MARTIN: So a doubling of crime among people who get these vouchers.
VEDANTAM: Well, two important things to keep in mind, Rachel - one, the doubling-in is largely driven by a subset of the recipients of the Section 8 grants. Most recipients of these grants are women. But the researchers find that the increase in violent crime is actually only among men who receive these vouchers and men with a prior criminal history and men who receive the vouchers but do not move to a new home. So that's...
MARTIN: Very specific subset of people.
MARTIN: So what does this tell us about a program where you are essentially giving money to people to help them with no strings attached. They can do with it what they will.
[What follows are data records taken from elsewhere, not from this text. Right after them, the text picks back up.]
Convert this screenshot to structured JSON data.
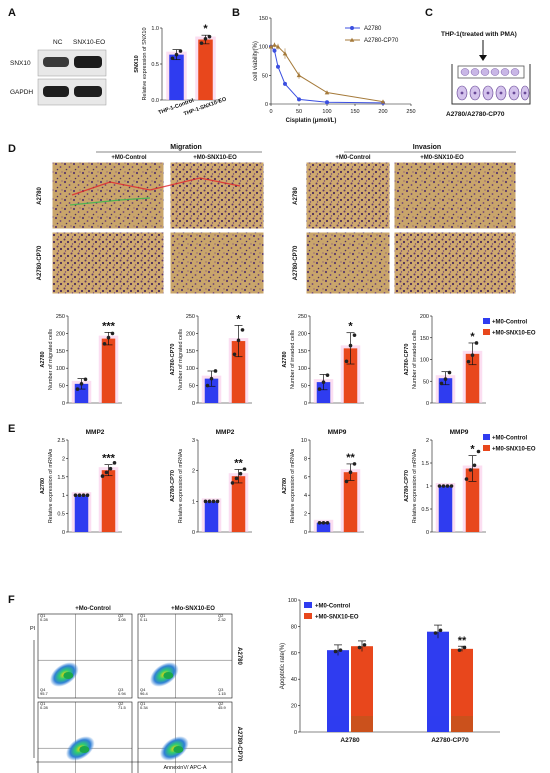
{
  "colors": {
    "control": "#2f3cf0",
    "eo": "#e8471c",
    "halo": "#f8c8e8",
    "line_a2780": "#3b4fe0",
    "line_cp70": "#a57a3a"
  },
  "panels": {
    "A": {
      "letter": "A",
      "blot": {
        "lanes": [
          "NC",
          "SNX10-EO"
        ],
        "rows": [
          "SNX10",
          "GAPDH"
        ]
      }
    },
    "B": {
      "letter": "B"
    },
    "C": {
      "letter": "C",
      "top_label": "THP-1(treated with PMA)",
      "bottom_label": "A2780/A2780-CP70"
    },
    "D": {
      "letter": "D",
      "migration_title": "Migration",
      "invasion_title": "Invasion",
      "columns": [
        "+M0-Control",
        "+M0-SNX10-EO"
      ],
      "rows": [
        "A2780",
        "A2780-CP70"
      ],
      "legend": [
        "+M0-Control",
        "+M0-SNX10-EO"
      ]
    },
    "E": {
      "letter": "E",
      "legend": [
        "+M0-Control",
        "+M0-SNX10-EO"
      ]
    },
    "F": {
      "letter": "F",
      "columns": [
        "+Mo-Control",
        "+Mo-SNX10-EO"
      ],
      "rows": [
        "A2780",
        "A2780-CP70"
      ],
      "y_axis": "PI",
      "x_axis": "AnnexinV/ APC-A",
      "quadrants": [
        [
          [
            "0.28",
            "3.05",
            "95.7",
            "0.94"
          ],
          [
            "0.11",
            "2.32",
            "96.4",
            "1.15"
          ]
        ],
        [
          [
            "0.28",
            "71.5",
            "6.32",
            "21.9"
          ],
          [
            "0.34",
            "45.9",
            "37.2",
            "16.7"
          ]
        ]
      ],
      "quadrant_names": [
        "Q1",
        "Q2",
        "Q4",
        "Q3"
      ],
      "legend": [
        "+M0-Control",
        "+M0-SNX10-EO"
      ]
    }
  },
  "chart_data": [
    {
      "id": "A",
      "type": "bar",
      "categories": [
        "THP-1-Control",
        "THP-1-SNX10-EO"
      ],
      "values": [
        0.63,
        0.84
      ],
      "errors": [
        0.07,
        0.06
      ],
      "points": [
        [
          0.58,
          0.63,
          0.68
        ],
        [
          0.79,
          0.85,
          0.88
        ]
      ],
      "ylabel": "Relative expression of SNX10",
      "ylabel2": "SNX10",
      "ylim": [
        0,
        1.0
      ],
      "yticks": [
        0.0,
        0.5,
        1.0
      ],
      "significance": [
        "",
        "*"
      ]
    },
    {
      "id": "B",
      "type": "line",
      "xlabel": "Cisplatin (μmol/L)",
      "ylabel": "cell viability(%)",
      "xlim": [
        0,
        250
      ],
      "ylim": [
        0,
        150
      ],
      "xticks": [
        0,
        50,
        100,
        150,
        200,
        250
      ],
      "yticks": [
        0,
        50,
        100,
        150
      ],
      "legend_position": "top-right",
      "series": [
        {
          "name": "A2780",
          "x": [
            0,
            6.25,
            12.5,
            25,
            50,
            100,
            200
          ],
          "y": [
            100,
            93,
            65,
            35,
            8,
            3,
            2
          ],
          "err": [
            3,
            4,
            3,
            3,
            2,
            1,
            1
          ]
        },
        {
          "name": "A2780-CP70",
          "x": [
            0,
            6.25,
            12.5,
            25,
            50,
            100,
            200
          ],
          "y": [
            100,
            103,
            100,
            88,
            50,
            20,
            4
          ],
          "err": [
            4,
            4,
            5,
            9,
            6,
            3,
            1
          ]
        }
      ]
    },
    {
      "id": "D1",
      "type": "bar",
      "categories": [
        "+M0-Control",
        "+M0-SNX10-EO"
      ],
      "values": [
        55,
        185
      ],
      "errors": [
        15,
        18
      ],
      "points": [
        [
          40,
          55,
          68
        ],
        [
          170,
          188,
          200
        ]
      ],
      "ylim": [
        0,
        250
      ],
      "yticks": [
        0,
        50,
        100,
        150,
        200,
        250
      ],
      "ylabel": "Number of migrated cells",
      "ylabel2": "A2780",
      "significance": [
        "",
        "***"
      ]
    },
    {
      "id": "D2",
      "type": "bar",
      "categories": [
        "+M0-Control",
        "+M0-SNX10-EO"
      ],
      "values": [
        70,
        178
      ],
      "errors": [
        22,
        45
      ],
      "points": [
        [
          50,
          70,
          92
        ],
        [
          140,
          180,
          210
        ]
      ],
      "ylim": [
        0,
        250
      ],
      "yticks": [
        0,
        50,
        100,
        150,
        200,
        250
      ],
      "ylabel": "Number of migrated cells",
      "ylabel2": "A2780-CP70",
      "significance": [
        "",
        "*"
      ]
    },
    {
      "id": "D3",
      "type": "bar",
      "categories": [
        "+M0-Control",
        "+M0-SNX10-EO"
      ],
      "values": [
        60,
        157
      ],
      "errors": [
        22,
        45
      ],
      "points": [
        [
          40,
          60,
          80
        ],
        [
          120,
          165,
          195
        ]
      ],
      "ylim": [
        0,
        250
      ],
      "yticks": [
        0,
        50,
        100,
        150,
        200,
        250
      ],
      "ylabel": "Number of invaded cells",
      "ylabel2": "A2780",
      "significance": [
        "",
        "*"
      ]
    },
    {
      "id": "D4",
      "type": "bar",
      "categories": [
        "+M0-Control",
        "+M0-SNX10-EO"
      ],
      "values": [
        57,
        113
      ],
      "errors": [
        15,
        25
      ],
      "points": [
        [
          45,
          55,
          70
        ],
        [
          95,
          110,
          138
        ]
      ],
      "ylim": [
        0,
        200
      ],
      "yticks": [
        0,
        50,
        100,
        150,
        200
      ],
      "ylabel": "Number of invaded cells",
      "ylabel2": "A2780-CP70",
      "significance": [
        "",
        "*"
      ]
    },
    {
      "id": "E1",
      "type": "bar",
      "title": "MMP2",
      "categories": [
        "+M0-Control",
        "+M0-SNX10-EO"
      ],
      "values": [
        1.0,
        1.68
      ],
      "errors": [
        0.0,
        0.15
      ],
      "points": [
        [
          1,
          1,
          1,
          1
        ],
        [
          1.52,
          1.62,
          1.72,
          1.88
        ]
      ],
      "ylim": [
        0,
        2.5
      ],
      "yticks": [
        0.0,
        0.5,
        1.0,
        1.5,
        2.0,
        2.5
      ],
      "ylabel": "Relative expression of mRNAs",
      "ylabel2": "A2780",
      "significance": [
        "",
        "***"
      ]
    },
    {
      "id": "E2",
      "type": "bar",
      "title": "MMP2",
      "categories": [
        "+M0-Control",
        "+M0-SNX10-EO"
      ],
      "values": [
        1.0,
        1.82
      ],
      "errors": [
        0.0,
        0.22
      ],
      "points": [
        [
          1,
          1,
          1,
          1
        ],
        [
          1.6,
          1.75,
          1.9,
          2.05
        ]
      ],
      "ylim": [
        0,
        3
      ],
      "yticks": [
        0,
        1,
        2,
        3
      ],
      "ylabel": "Relative expression of mRNAs",
      "ylabel2": "A2780-CP70",
      "significance": [
        "",
        "**"
      ]
    },
    {
      "id": "E3",
      "type": "bar",
      "title": "MMP9",
      "categories": [
        "+M0-Control",
        "+M0-SNX10-EO"
      ],
      "values": [
        1.0,
        6.5
      ],
      "errors": [
        0.05,
        0.9
      ],
      "points": [
        [
          1,
          1,
          1
        ],
        [
          5.5,
          6.5,
          7.4
        ]
      ],
      "ylim": [
        0,
        10
      ],
      "yticks": [
        0,
        2,
        4,
        6,
        8,
        10
      ],
      "ylabel": "Relative expression of mRNAs",
      "ylabel2": "A2780",
      "significance": [
        "",
        "**"
      ]
    },
    {
      "id": "E4",
      "type": "bar",
      "title": "MMP9",
      "categories": [
        "+M0-Control",
        "+M0-SNX10-EO"
      ],
      "values": [
        1.0,
        1.38
      ],
      "errors": [
        0.0,
        0.28
      ],
      "points": [
        [
          1,
          1,
          1,
          1
        ],
        [
          1.15,
          1.35,
          1.45,
          1.75
        ]
      ],
      "ylim": [
        0,
        2.0
      ],
      "yticks": [
        0.0,
        0.5,
        1.0,
        1.5,
        2.0
      ],
      "ylabel": "Relative expression of mRNAs",
      "ylabel2": "A2780-CP70",
      "significance": [
        "",
        "*"
      ]
    },
    {
      "id": "F",
      "type": "bar",
      "categories": [
        "A2780",
        "A2780-CP70"
      ],
      "ylabel": "Apoptotic rate(%)",
      "ylim": [
        0,
        100
      ],
      "yticks": [
        0,
        20,
        40,
        60,
        80,
        100
      ],
      "legend_position": "top-left",
      "series": [
        {
          "name": "+M0-Control",
          "values": [
            62,
            76
          ],
          "errors": [
            4,
            5
          ],
          "points": [
            [
              61,
              62
            ],
            [
              75,
              77
            ]
          ]
        },
        {
          "name": "+M0-SNX10-EO",
          "values": [
            65,
            63
          ],
          "errors": [
            4,
            2
          ],
          "points": [
            [
              64,
              66
            ],
            [
              62,
              64
            ]
          ]
        }
      ],
      "significance": [
        "",
        "**"
      ]
    }
  ]
}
VEDANTAM: So an interesting quirk of the Section 8 program, Rachel, is it doesn't require people to move to another house. In other words, you can stay in your current house. And essentially for people who choose to do that, you have what economists call an income shock because now the voucher is essentially paying for your rent or your housing. And so you have money freed up for other things. Obviously many people who do that are probably going to use the money for good things.
VEDANTAM: But in any program where you're giving money to large numbers of people, some subset of the people are probably not going to use the money for good things.
MARTIN: Or even abuse the money or commit crimes with the money.
VEDANTAM: Precisely. In some ways, Rachel, I think this is true of any program. You know, if you're giving money or a voucher or a grant to large numbers of people - even if the large majority of people use the grant wisely, there are going to be some people who don't use it wisely. There has been some research looking at Social Security benefits, for example, that find a subset of recipients are more likely to end up in the emergency room after they receive their benefits with drug-related problems.
MARTIN: So what's the upshot of this? I mean, what does it mean that some people use these federal programs for good and some people don't?
VEDANTAM: I think with any public policy program, Rachel, it's really useful to see where it's working well and where it's not working well. I think we often assume that just because a program works well in one context, it's going to work well in another context. And I think what this research is showing us is that at least in the city of Houston, the program's not working as intended for this subgroup of people.
What we don't know is, does this result extrapolate to other cities in the United States? But what it tells us is we would be really wise to measure the outcomes in each city that we're applying this program and then try and tailor the program so we can get the good outcomes without the bad.
MARTIN: Shankar Vedantam - he's NPR's social science correspondent and the host of a podcast and a radio show, both called Hidden Brain. Thanks, Shankar.
VEDANTAM: Thanks, Rachel.
(SOUNDBITE OF GALT MACDERMOT'S "COME AWAY DEATH")
INSKEEP: That's Rachel Martin speaking with Shankar Vedantam.